Clocks

Often when writing a game, you will want to schedule some game event to occur at a later time. For example, we may want a big boss alien to appear after 60 seconds. Or perhaps a power-up will appear every 20 seconds.

There are also cases where you want to delay some action for a shorter period. For example you might have a laser weapon that takes 1 second to charge up.

We can use the clock object to schedule a function to happen in the future.

Let’s start by defining a function fire_laser that we want to run in the future:

def fire_laser():
    lasers.append(player.pos)

Then when the fire button is pressed, we will ask the clock to call it for us after exactly 1 second:

def on_mouse_down():
    clock.schedule(fire_laser, 1.0)

Note that fire_laser is the function itself; without parentheses, it is not being called here! The clock will call it for us.

(It is a good habit to write out times in seconds with a decimal point, like 1.0. This makes it more obvious when you are reading it back, that you are referring to a time value and not a count of things.)

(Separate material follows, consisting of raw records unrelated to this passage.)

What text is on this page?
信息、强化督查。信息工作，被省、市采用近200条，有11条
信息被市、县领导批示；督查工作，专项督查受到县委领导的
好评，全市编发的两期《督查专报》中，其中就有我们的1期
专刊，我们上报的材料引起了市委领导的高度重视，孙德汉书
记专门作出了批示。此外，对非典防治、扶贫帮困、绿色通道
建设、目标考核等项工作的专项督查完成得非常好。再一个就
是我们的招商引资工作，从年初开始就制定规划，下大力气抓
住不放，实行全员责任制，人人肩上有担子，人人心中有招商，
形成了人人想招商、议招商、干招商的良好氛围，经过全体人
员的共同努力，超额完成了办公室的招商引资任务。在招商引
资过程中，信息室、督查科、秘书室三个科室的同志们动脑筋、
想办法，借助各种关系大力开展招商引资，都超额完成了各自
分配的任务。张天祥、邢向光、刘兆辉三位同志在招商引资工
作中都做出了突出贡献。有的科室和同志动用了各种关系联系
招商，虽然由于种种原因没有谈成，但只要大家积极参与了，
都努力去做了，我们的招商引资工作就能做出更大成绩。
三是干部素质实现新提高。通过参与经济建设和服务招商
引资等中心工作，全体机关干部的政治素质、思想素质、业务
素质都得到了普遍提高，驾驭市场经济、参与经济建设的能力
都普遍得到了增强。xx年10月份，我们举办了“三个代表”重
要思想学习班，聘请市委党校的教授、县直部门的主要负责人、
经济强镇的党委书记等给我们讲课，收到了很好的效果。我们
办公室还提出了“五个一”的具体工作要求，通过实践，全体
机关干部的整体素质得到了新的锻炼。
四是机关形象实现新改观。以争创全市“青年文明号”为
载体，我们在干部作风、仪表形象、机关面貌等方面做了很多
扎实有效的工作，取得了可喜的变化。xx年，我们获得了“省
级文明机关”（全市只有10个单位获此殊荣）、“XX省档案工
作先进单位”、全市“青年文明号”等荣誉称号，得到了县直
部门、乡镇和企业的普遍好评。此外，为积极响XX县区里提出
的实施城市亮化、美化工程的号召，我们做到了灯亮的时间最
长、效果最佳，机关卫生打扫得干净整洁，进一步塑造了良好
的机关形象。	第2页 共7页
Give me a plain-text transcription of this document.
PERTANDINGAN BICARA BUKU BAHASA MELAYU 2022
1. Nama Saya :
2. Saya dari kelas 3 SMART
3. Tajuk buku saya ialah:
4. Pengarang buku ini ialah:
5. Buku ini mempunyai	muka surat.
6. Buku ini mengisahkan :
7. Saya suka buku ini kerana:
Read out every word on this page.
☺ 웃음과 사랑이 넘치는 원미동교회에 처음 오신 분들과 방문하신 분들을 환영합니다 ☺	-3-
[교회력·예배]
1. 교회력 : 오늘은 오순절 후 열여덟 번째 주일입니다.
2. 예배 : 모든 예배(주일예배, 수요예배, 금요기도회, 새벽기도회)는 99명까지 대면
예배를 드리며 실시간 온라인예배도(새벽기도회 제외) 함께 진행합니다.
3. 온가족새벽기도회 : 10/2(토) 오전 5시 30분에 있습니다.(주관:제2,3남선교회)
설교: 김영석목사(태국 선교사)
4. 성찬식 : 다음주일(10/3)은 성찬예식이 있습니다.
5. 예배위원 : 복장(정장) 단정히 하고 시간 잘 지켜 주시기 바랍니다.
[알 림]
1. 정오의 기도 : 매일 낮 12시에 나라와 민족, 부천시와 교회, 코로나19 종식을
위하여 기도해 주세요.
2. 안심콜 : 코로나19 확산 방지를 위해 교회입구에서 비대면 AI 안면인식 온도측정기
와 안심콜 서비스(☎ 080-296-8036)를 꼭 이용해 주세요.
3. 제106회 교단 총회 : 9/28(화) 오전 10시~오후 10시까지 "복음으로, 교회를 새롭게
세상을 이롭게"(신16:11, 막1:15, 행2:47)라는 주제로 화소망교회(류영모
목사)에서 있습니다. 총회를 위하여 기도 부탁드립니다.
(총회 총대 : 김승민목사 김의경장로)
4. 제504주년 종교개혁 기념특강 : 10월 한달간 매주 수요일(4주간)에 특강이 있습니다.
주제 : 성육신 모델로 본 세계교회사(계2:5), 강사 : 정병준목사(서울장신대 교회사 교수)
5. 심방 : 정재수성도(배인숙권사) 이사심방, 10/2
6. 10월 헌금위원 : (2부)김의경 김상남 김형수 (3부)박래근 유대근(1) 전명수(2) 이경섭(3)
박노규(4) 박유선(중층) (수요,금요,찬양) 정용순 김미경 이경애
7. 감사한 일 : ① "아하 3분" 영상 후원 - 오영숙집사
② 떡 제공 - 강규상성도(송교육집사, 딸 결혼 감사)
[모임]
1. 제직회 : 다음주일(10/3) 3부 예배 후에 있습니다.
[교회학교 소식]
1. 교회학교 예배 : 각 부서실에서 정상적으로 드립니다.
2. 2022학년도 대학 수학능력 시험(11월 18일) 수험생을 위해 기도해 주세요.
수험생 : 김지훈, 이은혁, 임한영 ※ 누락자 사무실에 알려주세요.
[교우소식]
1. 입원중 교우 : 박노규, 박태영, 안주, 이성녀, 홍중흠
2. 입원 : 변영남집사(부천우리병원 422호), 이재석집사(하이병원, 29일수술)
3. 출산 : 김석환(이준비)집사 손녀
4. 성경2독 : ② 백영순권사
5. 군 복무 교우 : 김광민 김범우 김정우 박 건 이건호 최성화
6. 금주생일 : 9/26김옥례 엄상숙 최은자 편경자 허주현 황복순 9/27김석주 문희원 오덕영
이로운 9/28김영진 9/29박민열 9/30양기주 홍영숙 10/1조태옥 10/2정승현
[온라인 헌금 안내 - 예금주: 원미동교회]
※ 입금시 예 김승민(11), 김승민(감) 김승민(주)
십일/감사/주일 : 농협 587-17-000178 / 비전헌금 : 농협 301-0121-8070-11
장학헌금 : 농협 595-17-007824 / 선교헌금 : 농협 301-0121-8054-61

clock provides the following useful methods:

class Clock
schedule(callback, delay, strong=False)

Schedule callback to be called after the given delay.

Repeated calls will schedule the callback repeatedly.

Parameters
  • callback – A callable that takes no arguments.

  • delay – The delay, in seconds, before the function should be called.

  • strong – Hold a strong reference to callback.

schedule_unique(callback, delay, strong=False)

Schedule callback to be called once after the given delay.

If callback was already scheduled, cancel and reschedule it. This applies also if it was scheduled multiple times: after calling schedule_unique, it will be scheduled exactly once.

Parameters
  • callback – A callable that takes no arguments.

  • delay – The delay, in seconds, before the function should be called.

  • strong – Hold a strong reference to callback.

schedule_interval(callback, interval, strong=False)

Schedule callback to be called repeatedly.

Parameters
  • callback – A callable that takes no arguments.

  • interval – The interval in seconds between calls to callback.

  • strong – Hold a strong reference to callback.

each_tick(callback, strong=False)

Schedule callback to be called every tick. The callback in this case is required to accept a parameter dt which is the time in seconds since the last tick.

Parameters
  • callback – A one argument callable.

  • strong – Hold a strong reference to callback.

call_soon(callback)

Schedule callback to be called on the next tick. Unlike most other clock methods, callback will be strongly referenced here.

Parameters

callback – A one argument callable.

unschedule(callback)

Unschedule callback if it has been previously scheduled (either because it has been scheduled with schedule() and has not yet been called, or because it has been scheduled to repeat with schedule_interval() or each_tick().

coro

Interface to asynchronous programming using coroutines, linked to this clock. See Coroutines.

create_sub_clock(rate=1.0) SubClock

Create a new clock that ticks when this one ticks, but potentially at a different rate.

Note that by default the wasabi2d clock only holds weak references to each callback you give it. It will not fire scheduled events if the objects and methods are not referenced elsewhere. This can help prevent the clock keeping objects alive and continuing to fire unexpectedly after they are otherwise dead.

Pass strong=True if you want the clock to hold a strong reference instead.

Subclocks

One clock is often enough for simple games, and Wasabi2D’s built-in clock, available as wasabi2d.clock, is all you need. It measures time in real time and is ticked by Wasabi2D’s event loop.

But many games will need a second clock that runs at an independent rate, and which can be paused. For example:

  • All gameplay needs be paused while the menu is visible

  • The menu runs with animations in real time even while gameplay is paused

You can also create slow-motion effects where the game slows down, but some animations (maybe information like health bars and pickups) should update at their normal rate.

A clock that runs at a fraction of a parent clock (perhaps most often the default, real time Clock) is a subclock and has extra methods that let you control the rate at which it runs, or pause it independently.

Create a subclock with Clock.create_sub_clock() on the clock you want it to be attached to.

class SubClock

A clock that runs at some fraction of the rate of a parent clock.

paused

A boolean. Set this to True to stop this clock from updating.

rate

A float. The fraction of the speed of parent clock. 0 would be frozen, 1.0 is full speed. A number between 0 and 1 is slow motion. A number greater than 1.0 would be faster motion.

slowmo(rate)

A context manager to enter slow motion for the duration of a context.

This only makes sense when used with coroutines that await during the context. For example:

async def slow_mo_explosion():
    with clock.slowmo(0.5):
        await explosion()

Subclocks can have their own subclocks.